In the UK there are rarely Terms of Service that prohibit running a server at home. In the US I understand that it's very much the opposite situation, such that many ISPs actually block inbound ports 80/tcp (http) and 443/tcp (https). Of course, there's nothing technically then stopping you running your server on a different port.
Most ISPs will only give you a dynamic address, so you'll need something like no-ip or dydns to give you a domain name that maps dynamically. Some ISPs (like the one I use) will give you a static address, so you can set up DNS cleanly and easily.

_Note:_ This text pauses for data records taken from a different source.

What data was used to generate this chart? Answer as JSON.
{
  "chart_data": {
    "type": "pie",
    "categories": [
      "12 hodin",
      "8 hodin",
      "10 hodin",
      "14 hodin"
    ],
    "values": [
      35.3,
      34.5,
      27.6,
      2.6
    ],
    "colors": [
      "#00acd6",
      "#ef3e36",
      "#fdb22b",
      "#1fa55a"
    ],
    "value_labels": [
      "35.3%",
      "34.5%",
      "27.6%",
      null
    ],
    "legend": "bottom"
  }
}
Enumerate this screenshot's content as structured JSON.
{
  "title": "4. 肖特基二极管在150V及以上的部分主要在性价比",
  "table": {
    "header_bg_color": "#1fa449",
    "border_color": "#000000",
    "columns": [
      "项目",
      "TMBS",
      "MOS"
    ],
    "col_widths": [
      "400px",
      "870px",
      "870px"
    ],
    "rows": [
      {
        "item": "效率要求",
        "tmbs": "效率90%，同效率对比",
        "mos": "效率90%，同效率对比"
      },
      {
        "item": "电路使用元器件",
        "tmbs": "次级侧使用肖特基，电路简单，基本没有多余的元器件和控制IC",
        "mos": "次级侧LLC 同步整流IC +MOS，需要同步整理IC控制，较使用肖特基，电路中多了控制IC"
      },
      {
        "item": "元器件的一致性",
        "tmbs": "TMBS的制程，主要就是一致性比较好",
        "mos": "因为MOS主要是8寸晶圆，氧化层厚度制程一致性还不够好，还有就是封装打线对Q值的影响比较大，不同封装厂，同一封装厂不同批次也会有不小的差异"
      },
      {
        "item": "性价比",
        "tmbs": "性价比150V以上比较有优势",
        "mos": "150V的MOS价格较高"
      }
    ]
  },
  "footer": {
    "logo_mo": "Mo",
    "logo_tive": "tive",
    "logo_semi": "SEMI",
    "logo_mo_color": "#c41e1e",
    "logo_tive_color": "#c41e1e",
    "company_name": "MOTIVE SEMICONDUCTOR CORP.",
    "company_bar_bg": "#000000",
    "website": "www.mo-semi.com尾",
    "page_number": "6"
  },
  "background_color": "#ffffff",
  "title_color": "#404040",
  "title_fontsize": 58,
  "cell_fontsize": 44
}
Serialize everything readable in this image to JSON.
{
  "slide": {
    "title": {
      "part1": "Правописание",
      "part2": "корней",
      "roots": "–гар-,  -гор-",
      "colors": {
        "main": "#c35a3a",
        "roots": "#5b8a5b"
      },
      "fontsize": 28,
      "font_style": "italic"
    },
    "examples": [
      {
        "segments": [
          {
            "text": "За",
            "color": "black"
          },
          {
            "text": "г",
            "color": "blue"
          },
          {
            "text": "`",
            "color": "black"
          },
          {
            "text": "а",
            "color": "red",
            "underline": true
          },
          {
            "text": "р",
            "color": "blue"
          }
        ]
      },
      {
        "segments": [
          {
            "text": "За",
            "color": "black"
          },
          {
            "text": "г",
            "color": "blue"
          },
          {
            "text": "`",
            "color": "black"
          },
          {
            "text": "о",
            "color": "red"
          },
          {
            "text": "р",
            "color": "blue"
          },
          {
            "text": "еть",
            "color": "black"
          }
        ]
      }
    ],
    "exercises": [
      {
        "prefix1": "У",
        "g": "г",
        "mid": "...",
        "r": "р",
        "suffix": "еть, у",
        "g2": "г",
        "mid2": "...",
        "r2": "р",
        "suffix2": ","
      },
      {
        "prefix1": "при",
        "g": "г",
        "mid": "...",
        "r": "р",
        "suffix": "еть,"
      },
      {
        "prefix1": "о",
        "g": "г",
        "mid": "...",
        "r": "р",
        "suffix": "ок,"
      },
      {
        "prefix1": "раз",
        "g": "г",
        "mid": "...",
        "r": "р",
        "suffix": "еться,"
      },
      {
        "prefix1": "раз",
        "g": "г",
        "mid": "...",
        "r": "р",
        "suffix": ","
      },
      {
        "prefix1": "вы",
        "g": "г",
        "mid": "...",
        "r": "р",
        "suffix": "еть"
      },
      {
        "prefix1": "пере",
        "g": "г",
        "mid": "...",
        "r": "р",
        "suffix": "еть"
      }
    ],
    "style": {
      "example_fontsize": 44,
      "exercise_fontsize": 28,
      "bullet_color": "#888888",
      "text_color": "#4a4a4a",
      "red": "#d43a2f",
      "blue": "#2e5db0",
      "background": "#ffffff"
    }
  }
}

You can get a cheap server from places such as OVH. The "Kimsufi" range is only about £10/month and comes with a very generous bandwidth allowance. These boxes appear to be real (Atom based) rather than virtualised. Other places also offer entire VMs. Quality varies, of course, as does price.
In terms of bandwidth requirements, it's pretty easy maths. Let's assume a home ADSL connection with a 1 Mb/s upload speed, and that a typical web page including its images and other referenced files comes in at a miserly 50 KB. Let's also assume that each user spends an average of 7 seconds reading a page, but that they won't wait more than 2 seconds for a page to load.
Now, 1 Mb/s = 0.1 MB/s = 100 KB/s (approximately).
So, for a 50KB page, we have 50 / 100 = 0.5 seconds to send that to a user.
We have (7+2) = 9 seconds available per page for each user
So, for an 0.5 second delivery time we have 9/0.5 = 18 slots per concurrent user
In other words, when your site is really busy, you'll max out your connection with 18 concurrent users.
However, you have to ask yourself whether you really would have 18 users all wandering around your website at the same time. I'll leave you to adjust the calculations to see what 1Gb/s would let you deliver, or turn them insideout to see what you'd require for 2000 concurrent active users.